There is a high diversity of wildlife found in the reserve and of the Amazon’s 53 scientific families, only 13 were not found in the Anavilhanas.
Santarém, known as the 'Pearl of the Tapajós', is a city in the state of Pará located at the confluence of the Tapajós and the Amazon River. It is named after the Portuguese city, and was once home to the indigenous Tapajós - after which the river is named - who controlled a large, agricultural chiefdom that flourished before the arrival of Europeans.
The city has some 350,000 inhabitants and is an important regional market center in Lower Amazonia, located midway between the larger cities of Belém and Manaus, with an economy based on agriculture (especially soy), cattle-farming and mining. Tourism is another important activity in the region, with daily flights to Manaus and Belem; and the superior class cruise ship, the Amazon Dream, operates from this port.
Like Manaus, Santarem features a fascinating 'meeting of the waters' whereby the Amazon River's milky-colored water, carrying sediment from the Andes in the East, runs side by side with the water of the Tapajós River, which is warmer and deep-blue in color, without mixing.

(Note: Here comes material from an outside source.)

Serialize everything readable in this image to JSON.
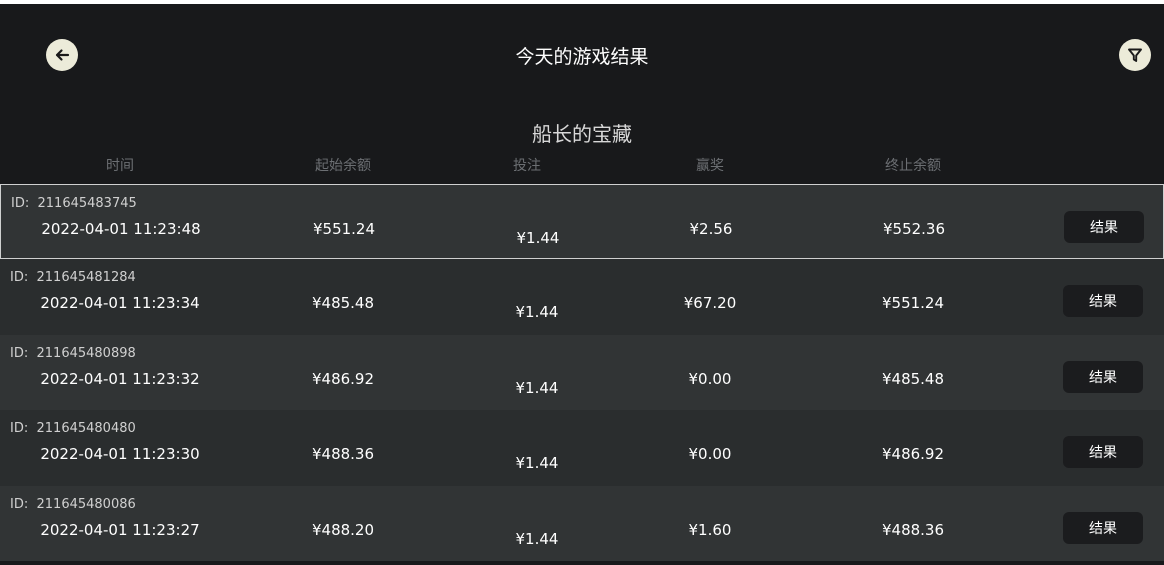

Half an hour's drive away is the village of Alter do Chão, located on the Tapajós River. The town is located at the entrance to a huge lagoon, Lago Verde, home to a myriad of animals explorable by canoe or stand-up paddle board. It is best known for its nearby picturesque white-sand island, known as Ilha do Amor (the Island of Love), which is especially striking in low water season from August to December.

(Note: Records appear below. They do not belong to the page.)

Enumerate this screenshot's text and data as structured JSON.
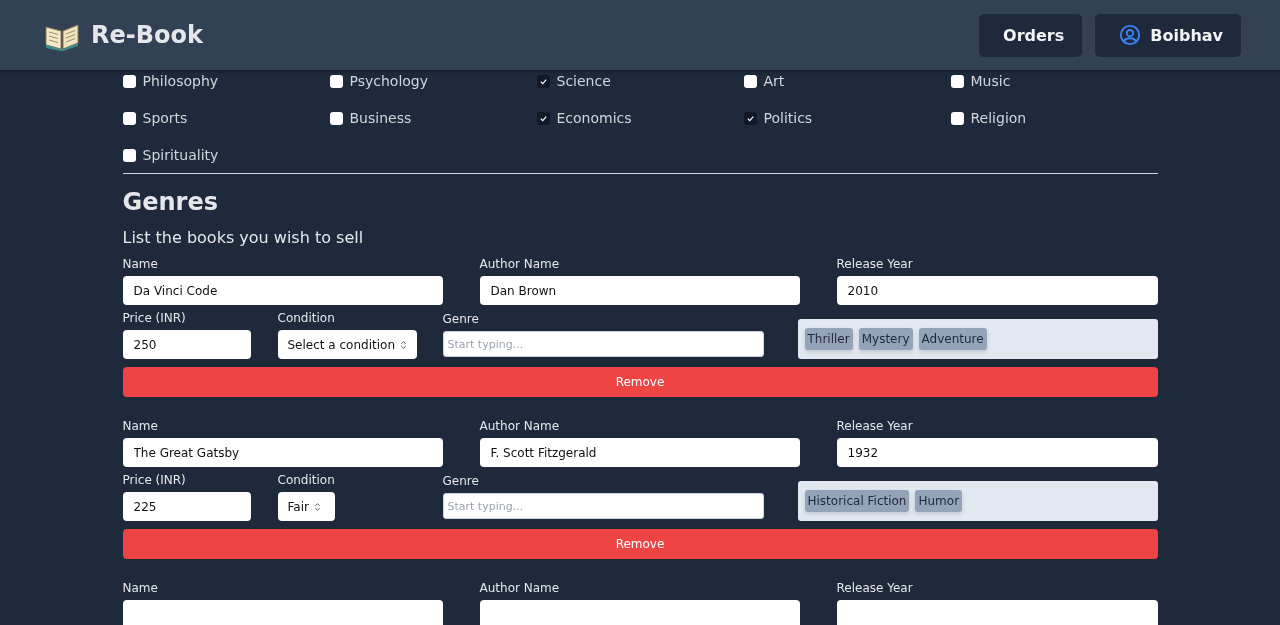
{
  "header": {
    "logo": "Re-Book",
    "nav": [
      {
        "label": "Orders",
        "kind": "link"
      },
      {
        "label": "Boibhav",
        "kind": "user"
      }
    ]
  },
  "categories": [
    {
      "label": "Philosophy",
      "checked": false
    },
    {
      "label": "Psychology",
      "checked": false
    },
    {
      "label": "Science",
      "checked": true
    },
    {
      "label": "Art",
      "checked": false
    },
    {
      "label": "Music",
      "checked": false
    },
    {
      "label": "Sports",
      "checked": false
    },
    {
      "label": "Business",
      "checked": false
    },
    {
      "label": "Economics",
      "checked": true
    },
    {
      "label": "Politics",
      "checked": true
    },
    {
      "label": "Religion",
      "checked": false
    },
    {
      "label": "Spirituality",
      "checked": false
    }
  ],
  "section_title": "Genres",
  "subtitle": "List the books you wish to sell",
  "books": [
    {
      "name_label": "Name",
      "name": "Da Vinci Code",
      "author_label": "Author Name",
      "author": "Dan Brown",
      "year_label": "Release Year",
      "year": "2010",
      "price_label": "Price (INR)",
      "price": "250",
      "condition_label": "Condition",
      "condition": "Select a condition",
      "genre_label": "Genre",
      "genre_placeholder": "Start typing...",
      "genres": [
        "Thriller",
        "Mystery",
        "Adventure"
      ],
      "remove": "Remove"
    },
    {
      "name_label": "Name",
      "name": "The Great Gatsby",
      "author_label": "Author Name",
      "author": "F. Scott Fitzgerald",
      "year_label": "Release Year",
      "year": "1932",
      "price_label": "Price (INR)",
      "price": "225",
      "condition_label": "Condition",
      "condition": "Fair",
      "genre_label": "Genre",
      "genre_placeholder": "Start typing...",
      "genres": [
        "Historical Fiction",
        "Humor"
      ],
      "remove": "Remove"
    },
    {
      "name_label": "Name",
      "author_label": "Author Name",
      "year_label": "Release Year"
    }
  ]
}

Other eco-tourism highlights within striking distance of Santarem are the Maica Lake, a natural refuge connected to a host of other lakes and channels, rich in Amazonian flora and fauna and an important nursery for hundreds of species, as well as the Tapajoara Reserve and Tapajos National Park, home to a number of vibrant indigenous, riverside communities.
The Amazon Dream
The Amazon Dream is an exceptional, and yet traditional, Brazilian riverboat affording passengers the chance to follow in the footsteps of some of the great Amazonian explorers, while enjoying all the comfort and hospitality they could ask for. This is the only riverboat that departs from Santarem.

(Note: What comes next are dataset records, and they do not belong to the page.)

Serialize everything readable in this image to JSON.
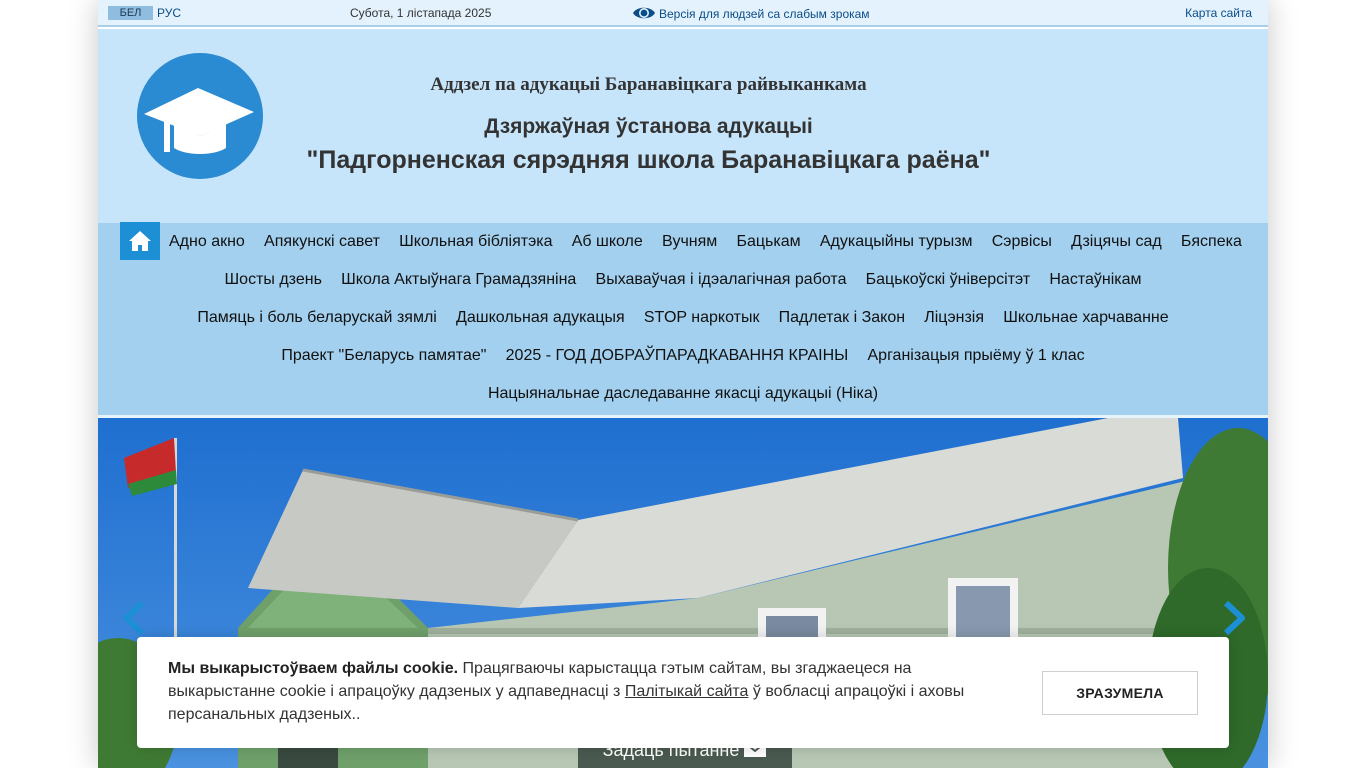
{
  "topbar": {
    "lang_bel": "БЕЛ",
    "lang_rus": "РУС",
    "date": "Субота, 1 лістапада 2025",
    "vision_link": "Версія для людзей са слабым зрокам",
    "sitemap": "Карта сайта"
  },
  "header": {
    "department": "Аддзел па адукацыі Баранавіцкага райвыканкама",
    "institution": "Дзяржаўная ўстанова адукацыі",
    "school_name": "\"Падгорненская сярэдняя школа Баранавіцкага раёна\""
  },
  "nav": {
    "home_icon": "home-icon",
    "rows": [
      [
        "Адно акно",
        "Апякунскі савет",
        "Школьная бібліятэка",
        "Аб школе",
        "Вучням",
        "Бацькам",
        "Адукацыйны турызм",
        "Сэрвісы",
        "Дзіцячы сад",
        "Бяспека"
      ],
      [
        "Шосты дзень",
        "Школа Актыўнага Грамадзяніна",
        "Выхаваўчая і ідэалагічная работа",
        "Бацькоўскі ўніверсітэт",
        "Настаўнікам"
      ],
      [
        "Памяць і боль беларускай зямлі",
        "Дашкольная адукацыя",
        "STOP наркотык",
        "Падлетак і Закон",
        "Ліцэнзія",
        "Школьнае харчаванне"
      ],
      [
        "Праект \"Беларусь памятае\"",
        "2025 - ГОД ДОБРАЎПАРАДКАВАННЯ КРАІНЫ",
        "Арганізацыя прыёму ў 1 клас"
      ],
      [
        "Нацыянальнае даследаванне якасці адукацыі (Ніка)"
      ]
    ]
  },
  "slider": {
    "prev_icon": "chevron-left-icon",
    "next_icon": "chevron-right-icon",
    "ask_button": "Задаць пытанне"
  },
  "cookie": {
    "title": "Мы выкарыстоўваем файлы cookie.",
    "text_before": " Працягваючы карыстацца гэтым сайтам, вы згаджаецеся на выкарыстанне cookie і апрацоўку дадзеных у адпаведнасці з ",
    "link": "Палітыкай сайта",
    "text_after": " ў вобласці апрацоўкі і аховы персанальных дадзеных..",
    "accept_button": "ЗРАЗУМЕЛА"
  },
  "colors": {
    "topbar_bg": "#e3f2fd",
    "header_bg": "#c6e5fb",
    "nav_bg": "#a3d0ee",
    "accent": "#1d8fd4"
  }
}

Best Time to Go to the Brazilian Amazon
Which season should a traveler choose when planning a Brazilian River cruise? In the Amazon rainforest, rainfall is unavoidable, however the Brazilian Amazon is known for two seasons, the high-water season (March-August) and the low-water season (September-February). Both seasons offer amazing opportunities to see the best of the Amazon jungle, but there are a few key characteristics to keep in mind when booking your Amazon River cruise in Brazil.
High-Water Season: March-August
The high-water season in the Brazilian Amazon runs through March-August. The strongest rainfall is from February to April. Tropical rainforests have rainfall all year round, but during this season you can expect the rain to be more frequent and the water levels of the Amazon and its tributaries to be about 10 meters higher than in the low-water season. This means many areas of the vast rainforest are navigable by riverboats. Also, during high water season many trees produce edible fruits and flowers, which increases wildlife activity in the canopy.
Low-Water Season: September-February
The low-water season runs September-February, and despite its name, the low-water season still gets occasional rains, although the lowest of the year. The main difference is that water levels of the Amazon River and Rio Negro fall approximately 10 meters. The jungle trails that are flooded from March to August are now easily accessible, allowing groups to explore the Amazon jungle by foot. There are fewer mosquitos and it is much easier to spot snakes, lizards, and various fish.Carnivores take advantage of fish trapped in shallow pools, and Piranha fishing is a popular Amazon cruise excursion during this time.